U.S. Manufacturers Struggling to Keep Up with Market Recovery

New York, NY, February 23, 2021-U.S. manufacturers aced the shutdown of their factories and warehouses last spring in response to Covid-19, reports the Wall Street Journal. “They’re botching the recovery.

“After carrying out an orderly retreat from assembly lines as the pandemic arrived in the U.S., many manufacturers pulled out the playbook they followed in past recessions, cutting costs and preserving cash. That left them unprepared for the sharp rebound in consumer demand that began just weeks later and never let up.

“Without restaurants to visit and trips to take, Americans bought out stocks of cars, appliances, furniture and power tools. Manufacturers have been trying to catch up ever since. Nearly a year since initial coronavirus lockdowns in the U.S., barbells, kitchen mixers, mattresses and webcams are still hard to find. A global shortage of semiconductors has forced many car makers to cut production in recent weeks.

“‘Everyone was caught flat-footed,’ said Jack Springer, chief executive officer of Malibu Boats Inc.

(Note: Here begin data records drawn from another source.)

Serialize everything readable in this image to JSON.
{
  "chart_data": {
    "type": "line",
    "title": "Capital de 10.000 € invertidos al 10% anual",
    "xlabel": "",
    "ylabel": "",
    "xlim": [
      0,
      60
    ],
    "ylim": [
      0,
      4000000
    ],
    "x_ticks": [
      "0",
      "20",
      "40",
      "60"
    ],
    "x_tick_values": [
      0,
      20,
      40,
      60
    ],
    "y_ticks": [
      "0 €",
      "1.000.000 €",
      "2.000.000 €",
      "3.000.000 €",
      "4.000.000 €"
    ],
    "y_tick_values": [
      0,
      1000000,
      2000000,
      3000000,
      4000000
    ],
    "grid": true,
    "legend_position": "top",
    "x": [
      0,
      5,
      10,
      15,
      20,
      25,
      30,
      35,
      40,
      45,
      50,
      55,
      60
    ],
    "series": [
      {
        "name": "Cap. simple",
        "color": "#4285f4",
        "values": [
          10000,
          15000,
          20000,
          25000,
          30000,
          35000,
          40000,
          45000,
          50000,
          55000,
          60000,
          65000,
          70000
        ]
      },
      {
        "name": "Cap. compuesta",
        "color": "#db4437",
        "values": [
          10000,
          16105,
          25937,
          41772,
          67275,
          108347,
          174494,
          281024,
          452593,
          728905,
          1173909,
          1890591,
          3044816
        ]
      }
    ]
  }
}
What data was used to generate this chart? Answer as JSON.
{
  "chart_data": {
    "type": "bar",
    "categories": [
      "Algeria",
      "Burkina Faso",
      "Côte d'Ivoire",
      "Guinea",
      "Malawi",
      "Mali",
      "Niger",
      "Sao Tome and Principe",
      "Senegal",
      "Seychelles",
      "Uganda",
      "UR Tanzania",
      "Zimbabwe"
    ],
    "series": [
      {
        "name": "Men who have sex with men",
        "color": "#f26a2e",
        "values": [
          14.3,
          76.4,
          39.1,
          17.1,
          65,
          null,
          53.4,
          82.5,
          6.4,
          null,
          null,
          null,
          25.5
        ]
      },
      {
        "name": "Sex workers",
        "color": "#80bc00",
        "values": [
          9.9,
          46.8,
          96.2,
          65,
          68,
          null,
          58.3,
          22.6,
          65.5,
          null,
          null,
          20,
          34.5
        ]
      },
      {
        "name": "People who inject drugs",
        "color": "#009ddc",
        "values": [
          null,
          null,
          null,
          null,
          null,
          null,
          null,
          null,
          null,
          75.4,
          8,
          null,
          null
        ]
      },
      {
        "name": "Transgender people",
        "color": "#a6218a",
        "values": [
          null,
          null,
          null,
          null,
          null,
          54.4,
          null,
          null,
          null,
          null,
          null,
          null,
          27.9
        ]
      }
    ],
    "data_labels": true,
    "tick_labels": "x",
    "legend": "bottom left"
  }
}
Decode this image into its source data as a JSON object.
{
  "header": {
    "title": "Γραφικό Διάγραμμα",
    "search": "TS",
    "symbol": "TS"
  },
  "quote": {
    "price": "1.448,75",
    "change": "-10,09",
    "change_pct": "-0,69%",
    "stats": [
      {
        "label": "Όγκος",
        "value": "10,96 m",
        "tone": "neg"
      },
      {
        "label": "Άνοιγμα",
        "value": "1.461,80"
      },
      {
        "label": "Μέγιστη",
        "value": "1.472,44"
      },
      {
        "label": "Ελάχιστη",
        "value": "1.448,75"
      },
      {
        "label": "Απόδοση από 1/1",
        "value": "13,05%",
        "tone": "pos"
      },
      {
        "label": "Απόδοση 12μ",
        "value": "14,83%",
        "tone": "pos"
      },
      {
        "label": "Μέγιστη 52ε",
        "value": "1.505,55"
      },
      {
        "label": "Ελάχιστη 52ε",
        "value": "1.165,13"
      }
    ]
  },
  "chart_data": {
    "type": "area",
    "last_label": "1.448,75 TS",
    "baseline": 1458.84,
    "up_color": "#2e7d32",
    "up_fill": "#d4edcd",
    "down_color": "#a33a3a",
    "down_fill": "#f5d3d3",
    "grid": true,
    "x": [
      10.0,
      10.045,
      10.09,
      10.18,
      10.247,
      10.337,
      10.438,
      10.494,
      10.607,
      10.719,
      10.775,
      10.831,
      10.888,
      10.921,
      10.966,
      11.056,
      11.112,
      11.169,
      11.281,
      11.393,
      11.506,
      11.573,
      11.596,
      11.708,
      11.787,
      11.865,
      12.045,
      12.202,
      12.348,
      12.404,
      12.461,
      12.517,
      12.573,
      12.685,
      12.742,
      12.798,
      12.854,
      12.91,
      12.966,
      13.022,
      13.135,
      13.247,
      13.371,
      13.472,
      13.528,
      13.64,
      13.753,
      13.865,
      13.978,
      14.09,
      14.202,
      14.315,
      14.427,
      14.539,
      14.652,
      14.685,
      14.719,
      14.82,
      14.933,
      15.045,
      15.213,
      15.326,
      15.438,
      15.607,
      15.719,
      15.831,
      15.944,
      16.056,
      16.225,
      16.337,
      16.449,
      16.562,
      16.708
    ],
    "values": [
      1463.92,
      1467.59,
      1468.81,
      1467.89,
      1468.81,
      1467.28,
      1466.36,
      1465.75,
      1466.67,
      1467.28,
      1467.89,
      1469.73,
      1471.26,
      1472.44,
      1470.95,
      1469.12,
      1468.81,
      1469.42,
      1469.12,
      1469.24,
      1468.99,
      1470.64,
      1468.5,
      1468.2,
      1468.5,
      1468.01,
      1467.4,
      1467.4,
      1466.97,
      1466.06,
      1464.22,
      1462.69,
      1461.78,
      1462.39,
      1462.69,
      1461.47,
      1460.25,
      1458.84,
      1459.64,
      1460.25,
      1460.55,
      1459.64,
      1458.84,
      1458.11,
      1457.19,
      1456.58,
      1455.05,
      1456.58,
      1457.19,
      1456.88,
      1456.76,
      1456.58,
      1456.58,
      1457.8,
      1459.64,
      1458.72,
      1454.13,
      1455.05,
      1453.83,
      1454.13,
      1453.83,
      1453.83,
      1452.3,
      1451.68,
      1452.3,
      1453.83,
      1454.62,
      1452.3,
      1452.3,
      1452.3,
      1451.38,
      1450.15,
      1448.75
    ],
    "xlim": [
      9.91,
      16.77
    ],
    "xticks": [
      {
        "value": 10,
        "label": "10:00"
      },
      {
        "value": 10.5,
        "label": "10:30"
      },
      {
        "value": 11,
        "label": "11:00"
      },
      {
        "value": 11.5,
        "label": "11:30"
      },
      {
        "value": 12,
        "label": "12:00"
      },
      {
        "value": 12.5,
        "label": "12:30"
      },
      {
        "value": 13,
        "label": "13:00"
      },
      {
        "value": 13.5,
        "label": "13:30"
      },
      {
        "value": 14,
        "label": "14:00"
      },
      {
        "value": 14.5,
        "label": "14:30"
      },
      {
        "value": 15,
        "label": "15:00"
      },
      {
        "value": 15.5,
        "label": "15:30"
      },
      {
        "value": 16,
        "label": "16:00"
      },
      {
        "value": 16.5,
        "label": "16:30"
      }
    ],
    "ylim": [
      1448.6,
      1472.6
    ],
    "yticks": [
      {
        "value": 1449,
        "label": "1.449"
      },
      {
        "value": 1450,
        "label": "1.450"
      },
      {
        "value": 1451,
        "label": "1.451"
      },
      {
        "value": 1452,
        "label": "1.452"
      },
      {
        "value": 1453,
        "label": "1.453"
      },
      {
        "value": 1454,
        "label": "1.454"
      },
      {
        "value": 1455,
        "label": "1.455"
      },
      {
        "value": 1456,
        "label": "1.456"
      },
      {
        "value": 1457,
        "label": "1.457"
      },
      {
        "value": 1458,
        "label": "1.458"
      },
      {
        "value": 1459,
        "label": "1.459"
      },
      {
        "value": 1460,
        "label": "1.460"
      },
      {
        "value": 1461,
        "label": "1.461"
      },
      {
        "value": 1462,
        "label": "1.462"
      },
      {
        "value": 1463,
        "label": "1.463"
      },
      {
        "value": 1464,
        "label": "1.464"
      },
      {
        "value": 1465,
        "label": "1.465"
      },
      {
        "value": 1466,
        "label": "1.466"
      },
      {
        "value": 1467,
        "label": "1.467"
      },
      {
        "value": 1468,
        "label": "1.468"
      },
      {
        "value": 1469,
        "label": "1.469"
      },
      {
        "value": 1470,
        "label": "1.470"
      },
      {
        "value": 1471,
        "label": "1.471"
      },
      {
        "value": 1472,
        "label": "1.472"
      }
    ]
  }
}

“The boating industry was preparing for a downturn but instead sales jumped, he said. Malibu’s orders were up by more than half last June from a year earlier and sales of recreational boats in the U.S. in 2020 were the highest in 13 years, according to the National Marine Manufacturers Association, a trade group.

“Consumer spending on long-lasting goods in the U.S. rose 6.4% last year but domestic production of those goods fell 8.4%, according to federal data, leading to shortages and higher prices.

“Supply chains typically get beaten up during recessions. As sales decline, companies draw down inventories to conserve cash instead of purchasing more parts and materials. Entire pipelines of supplies get cleaned out.

“When demand improves, even modestly, suppliers respond with an outsize increase in production to restock empty warehouses and assembly plants. The so-called bullwhip effect ripples all along supply chains, generating unusually large orders for suppliers that are far from end customers.

“This time, the bullwhip effect is even more pronounced because demand for consumer products has been extraordinarily high. At the same time, companies are placing supersize orders to compensate for the extra time it takes to procure supplies from factories and freight operators constrained by global efforts to contain the coronavirus. That’s exacerbating the strain on supply chains.”